Things that will help #8

  • all things in this edition of “Things that will help” are geared towards transitioning into Fall!

  1. Elderberry Syrup ~ Last year our family started taking elderberry syrup preventatively in the fall and winter months. I think it really keeps away the cold weather sickness! Matt and I take 2 tsp and Otis takes one every morning. It is pretty expensive to buy it when you use it every day, so this year I am researching how to make my own. Stay tuned!

  2. Weekly Check in ~ Lately, we have adopted a weekly check in on Sunday nights. After Otis is in bed, we sit down together with a cup of tea to discuss the week that just happened and the week coming up. It usually leads to powerful conversations that strengthen our partnership, helps us each self reflect on how we felt about our personal goals, and it gives voice to anything that needs to be said. It has become a mainstay. These are our questions: How did your week feel, and was there anything that is left unfinished or that you want to discuss? Did you feel supported? How and how not?

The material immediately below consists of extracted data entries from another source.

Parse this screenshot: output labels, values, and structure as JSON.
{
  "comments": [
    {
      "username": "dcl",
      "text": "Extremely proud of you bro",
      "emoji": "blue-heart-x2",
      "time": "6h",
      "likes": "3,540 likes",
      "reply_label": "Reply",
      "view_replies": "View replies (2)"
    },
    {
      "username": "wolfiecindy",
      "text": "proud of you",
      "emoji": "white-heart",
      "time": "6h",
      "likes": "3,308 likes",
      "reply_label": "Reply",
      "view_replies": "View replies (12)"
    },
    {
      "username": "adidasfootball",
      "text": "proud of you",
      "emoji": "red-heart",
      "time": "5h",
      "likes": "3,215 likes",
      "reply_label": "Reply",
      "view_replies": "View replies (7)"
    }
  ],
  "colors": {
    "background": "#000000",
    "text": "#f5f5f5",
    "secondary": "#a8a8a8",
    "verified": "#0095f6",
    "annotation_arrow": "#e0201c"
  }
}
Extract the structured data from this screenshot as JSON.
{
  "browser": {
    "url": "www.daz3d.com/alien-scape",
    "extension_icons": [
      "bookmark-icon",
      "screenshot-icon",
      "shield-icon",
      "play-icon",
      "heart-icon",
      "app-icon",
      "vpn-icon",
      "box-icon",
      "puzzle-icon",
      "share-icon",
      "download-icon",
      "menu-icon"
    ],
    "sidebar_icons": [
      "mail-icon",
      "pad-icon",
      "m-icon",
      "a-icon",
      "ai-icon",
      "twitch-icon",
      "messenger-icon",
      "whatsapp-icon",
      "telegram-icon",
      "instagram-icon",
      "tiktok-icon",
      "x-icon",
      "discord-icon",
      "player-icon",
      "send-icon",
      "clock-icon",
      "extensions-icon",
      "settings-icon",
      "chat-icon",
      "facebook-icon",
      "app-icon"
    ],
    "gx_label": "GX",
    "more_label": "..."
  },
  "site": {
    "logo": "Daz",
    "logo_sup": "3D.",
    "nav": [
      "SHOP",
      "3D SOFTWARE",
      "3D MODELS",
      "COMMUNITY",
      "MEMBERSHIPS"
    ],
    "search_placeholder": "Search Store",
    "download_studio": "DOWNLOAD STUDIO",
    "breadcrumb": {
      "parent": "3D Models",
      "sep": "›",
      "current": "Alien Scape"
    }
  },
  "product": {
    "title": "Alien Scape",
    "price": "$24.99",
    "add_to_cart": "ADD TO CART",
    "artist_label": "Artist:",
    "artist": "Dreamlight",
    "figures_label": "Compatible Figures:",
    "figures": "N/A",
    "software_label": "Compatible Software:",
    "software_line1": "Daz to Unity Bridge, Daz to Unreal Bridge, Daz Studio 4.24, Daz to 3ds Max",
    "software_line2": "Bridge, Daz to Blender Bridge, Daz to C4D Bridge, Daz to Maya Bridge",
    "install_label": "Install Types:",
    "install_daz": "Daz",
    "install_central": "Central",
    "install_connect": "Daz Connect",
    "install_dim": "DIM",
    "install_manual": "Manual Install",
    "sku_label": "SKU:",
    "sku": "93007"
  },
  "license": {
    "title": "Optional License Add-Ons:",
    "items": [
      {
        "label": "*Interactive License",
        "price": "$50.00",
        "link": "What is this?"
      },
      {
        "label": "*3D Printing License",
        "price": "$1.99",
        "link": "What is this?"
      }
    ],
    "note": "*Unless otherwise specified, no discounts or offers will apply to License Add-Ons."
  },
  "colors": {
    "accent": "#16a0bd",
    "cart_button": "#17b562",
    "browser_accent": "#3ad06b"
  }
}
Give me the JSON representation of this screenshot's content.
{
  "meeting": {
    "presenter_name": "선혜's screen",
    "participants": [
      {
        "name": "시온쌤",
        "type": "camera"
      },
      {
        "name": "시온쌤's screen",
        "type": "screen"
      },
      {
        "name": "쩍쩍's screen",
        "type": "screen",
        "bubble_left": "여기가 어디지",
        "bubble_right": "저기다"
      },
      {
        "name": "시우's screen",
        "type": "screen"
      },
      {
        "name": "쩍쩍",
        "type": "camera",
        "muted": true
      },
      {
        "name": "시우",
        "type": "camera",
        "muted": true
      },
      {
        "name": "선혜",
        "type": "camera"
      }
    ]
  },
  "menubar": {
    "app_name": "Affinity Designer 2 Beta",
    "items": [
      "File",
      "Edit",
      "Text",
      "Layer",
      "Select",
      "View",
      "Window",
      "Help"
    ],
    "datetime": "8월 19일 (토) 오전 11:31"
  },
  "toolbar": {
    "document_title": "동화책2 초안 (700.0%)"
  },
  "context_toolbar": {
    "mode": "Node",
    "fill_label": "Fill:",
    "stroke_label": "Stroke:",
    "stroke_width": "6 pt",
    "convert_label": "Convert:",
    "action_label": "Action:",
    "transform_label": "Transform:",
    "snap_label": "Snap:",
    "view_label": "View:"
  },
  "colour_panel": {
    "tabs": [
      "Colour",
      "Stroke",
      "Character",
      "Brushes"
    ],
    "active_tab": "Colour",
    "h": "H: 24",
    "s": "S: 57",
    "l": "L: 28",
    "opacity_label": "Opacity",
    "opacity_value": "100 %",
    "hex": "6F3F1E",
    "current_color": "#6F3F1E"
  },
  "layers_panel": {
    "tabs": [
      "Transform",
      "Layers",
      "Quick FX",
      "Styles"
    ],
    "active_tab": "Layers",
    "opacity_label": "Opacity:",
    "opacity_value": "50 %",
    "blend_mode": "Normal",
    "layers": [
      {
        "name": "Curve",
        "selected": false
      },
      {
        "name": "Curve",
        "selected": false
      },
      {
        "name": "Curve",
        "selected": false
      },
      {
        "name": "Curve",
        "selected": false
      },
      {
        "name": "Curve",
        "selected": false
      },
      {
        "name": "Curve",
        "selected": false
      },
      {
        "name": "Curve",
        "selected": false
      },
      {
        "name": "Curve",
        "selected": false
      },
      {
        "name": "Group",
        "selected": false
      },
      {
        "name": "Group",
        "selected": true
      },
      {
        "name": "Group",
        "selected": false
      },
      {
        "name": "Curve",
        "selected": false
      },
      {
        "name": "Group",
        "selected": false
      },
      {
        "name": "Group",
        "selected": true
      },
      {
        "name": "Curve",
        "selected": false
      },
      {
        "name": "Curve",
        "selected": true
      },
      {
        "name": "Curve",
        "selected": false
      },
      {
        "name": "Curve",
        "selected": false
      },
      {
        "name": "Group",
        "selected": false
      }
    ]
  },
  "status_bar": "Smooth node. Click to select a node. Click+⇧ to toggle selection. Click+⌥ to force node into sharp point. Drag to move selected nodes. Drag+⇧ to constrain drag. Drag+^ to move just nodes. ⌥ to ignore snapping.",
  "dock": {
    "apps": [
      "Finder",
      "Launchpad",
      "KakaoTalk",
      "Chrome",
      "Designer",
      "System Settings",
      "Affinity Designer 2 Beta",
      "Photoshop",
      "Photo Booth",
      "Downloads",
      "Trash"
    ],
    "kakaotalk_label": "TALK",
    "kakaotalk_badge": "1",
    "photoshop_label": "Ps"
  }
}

In the upcoming week, can you anticipate how you might need my support? Then- we share anything that feels like bright spots of the week, having to do with one another- or not.

  3. A Little Life by Hanya Yanagihara ~ A long novel and a little dark. But just breathtaking so far…and a perfect one to start as the cooler weather begins to roll in. I am not close to the end, but feel confident enough to recommend. It is exquisite. * EDIT * trigger warning* in the original post I recommended the book “A Little Life”. I wasn’t very far into reading it, and loved the language and the story. Last night I got to a part in the story that is incredibly dark and potentially triggering in terms of the physical and sexual abuse of a child. While the book seems to be beautifully written so far- I would say it belongs with a strong disclaimer and warning tag. As of now- I plan to keep reading, but I’m suggesting here that you pick this book up with discernment and eyes open to the trauma inside.

  4. Foam Rolling ~ Get a foam roller to roll out your low back, hips, thighs, and calves. I have been doing this nightly, and what a difference it makes! My body feels less bound up, I ache so much less, it seems to iron out the skin and make it smoother, and it flushes out what needs to be unwound. If this is not already part of your routine, I highly suggest it!

  5. Legs up the wall ~ Put your legs up the wall for at least 5 minutes a day. It is such a healing and grounding pose, and settles you down almost instantly. This time of year when the wind picks up, the anxiety is high and the air is super dry, it is like a salve for the nervous system. Don’t miss this little sweetness in your day. Easy.

  6. Pranayama ~ Most public yoga classes/teachers do not take the time to include breath work. If they do, it’s usually bookended at the front and back of the class and not taught in depth. If you don’t have the chance to study the breath in depth with a qualified teacher, start to explore some techniques on your own. There are plenty of resources out there to learn, and you could pick a different technique each week to discover. This week, try Nadi Shodana. (alternate nostril breath). It’s an incredibly balancing breath, reduces stress and anxiety, and calms as well as rejuvenates the whole system. Practice every day this week, and notice the difference at the end of 7 days. Wow!

  7. Favorite fall soup ~ This soup, which is a combination of some of my favorite recipes blended together over the years and then making it my own, is a fall and winter staple in this house! It’s warming, cozy, nutritious and mouth watering good. Check it out! It’s very freezable too. https://www.buffybarfoot.com/wellness/2019/9/29/favorite-fallwinter-soup

  8. Mantra ~ Lately, I have really been feeling the effects of the changing season, and how it can knock me off balance- not just in body but also in spirit. I have gone back to a very simple mantra this week: “I am peaceful” It is working and after a week or so of repetitive use, I do feel much more peaceful and at home with myself. If that one doesn’t feel relevant to you, choose a different one. But it’s nice to have some simple language to hang your hat on and replace some of the mind gunk that plays in our brains so often.

***Things That Will Help backstory:

More than a decade ago, my big brother, Benjamin, died from a drug overdose after struggling for years to survive the stranglehold of addiction. My mom and I found a small, spiral notebook next to Benjamin’s bed with the handwritten title Things That Will Help. Inspired by his, I have been writing my own list all these years. I decided recently to begin publishing them.

This practice has always been an homage to him—something that has gotten me through the hardest things in my life and has now blossomed into life medicine that I hope to keep sharing.